Vita

The Los Angeles Philharmonic was founded in 1919 by the entrepreneur, multi-millionaire, and music enthusiast William Andrews Clark, Jr., who appointed Walter Henry Rothwell, an earlier assistant of Gustav Mahler, as its first music director. Since then, ten other internationally acclaimed conductors have served in that capacity, among them Otto Klemperer (1933–39), Zubin Mehta (1962–78), Carlo Maria Giulini (1978–84), André Previn (1985–89), and Esa-Pekka Salonen (1992–2009), who currently continues to act as Conductor Laureate. Since fall 2009 the young Venezuelan maestro Gustavo Dudamel has helmed the orchestra. Each season the Los Angeles Philharmonic performs nearly 300 concerts, which take place at its two venues: Walt Disney Concert Hall, a spectacular building that was designed by Frank Gehry and opened in 2003, and the Hollywood Bowl. Annually some one million listeners attend these events, which also include an extensive program supporting young audiences. Thus the Los Angeles Philharmonic has its own youth orchestra, the YOLA, and collaborates with the Longy School of Music and with Bard College in New York. Through the LA Phil Live initiative, each season several concerts are broadcast live to more than 450 cinemas throughout the United States and Canada; there are in addition regular radio broadcasts across various stations.
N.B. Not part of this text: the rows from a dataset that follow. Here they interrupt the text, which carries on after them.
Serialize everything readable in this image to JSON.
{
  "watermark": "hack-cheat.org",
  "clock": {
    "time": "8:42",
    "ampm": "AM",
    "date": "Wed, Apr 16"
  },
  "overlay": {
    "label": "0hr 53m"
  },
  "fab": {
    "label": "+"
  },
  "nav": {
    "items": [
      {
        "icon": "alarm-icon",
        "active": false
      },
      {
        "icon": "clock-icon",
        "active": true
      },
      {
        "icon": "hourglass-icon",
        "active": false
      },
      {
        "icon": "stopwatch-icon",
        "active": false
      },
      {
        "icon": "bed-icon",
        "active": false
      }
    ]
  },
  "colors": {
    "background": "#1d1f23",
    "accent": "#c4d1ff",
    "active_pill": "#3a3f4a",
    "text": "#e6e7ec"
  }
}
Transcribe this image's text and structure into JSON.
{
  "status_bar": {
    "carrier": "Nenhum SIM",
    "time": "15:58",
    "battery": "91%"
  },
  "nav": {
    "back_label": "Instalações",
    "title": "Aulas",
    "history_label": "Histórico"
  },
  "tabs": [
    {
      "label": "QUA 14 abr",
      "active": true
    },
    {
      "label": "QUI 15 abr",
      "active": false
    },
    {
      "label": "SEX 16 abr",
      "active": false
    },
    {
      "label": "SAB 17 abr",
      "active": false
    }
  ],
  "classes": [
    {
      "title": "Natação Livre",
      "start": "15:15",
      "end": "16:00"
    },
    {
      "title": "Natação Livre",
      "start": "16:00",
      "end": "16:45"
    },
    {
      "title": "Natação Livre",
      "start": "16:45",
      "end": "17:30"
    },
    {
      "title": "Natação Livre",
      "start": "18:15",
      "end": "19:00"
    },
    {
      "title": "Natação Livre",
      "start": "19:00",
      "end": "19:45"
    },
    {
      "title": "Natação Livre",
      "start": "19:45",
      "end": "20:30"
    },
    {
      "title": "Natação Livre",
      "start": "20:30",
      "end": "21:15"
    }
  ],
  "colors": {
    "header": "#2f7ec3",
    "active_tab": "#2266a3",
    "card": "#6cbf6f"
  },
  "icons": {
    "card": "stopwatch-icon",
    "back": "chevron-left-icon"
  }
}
The Philharmonic’s repertoire includes not only the music of past eras but also that of modern and contemporary composers, as shown by the engagement of John Adams, who presently holds the Creative Chair. In the spring of 2013 the Los Angeles Philharmonic is performing Adams’s new work The Gospel According to the Other Mary on tour in London, Paris, New York, and Lucerne. The orchestra’s discography has garnered numerous awards, including a recent Grammy Award for the recording of the Brahms Fourth under Dudamel.

LUCERNE FESTIVAL (IMF) debut on 5 September 1974, with Zubin Mehta conducting works by Schoenberg, Elgar, and Beethoven.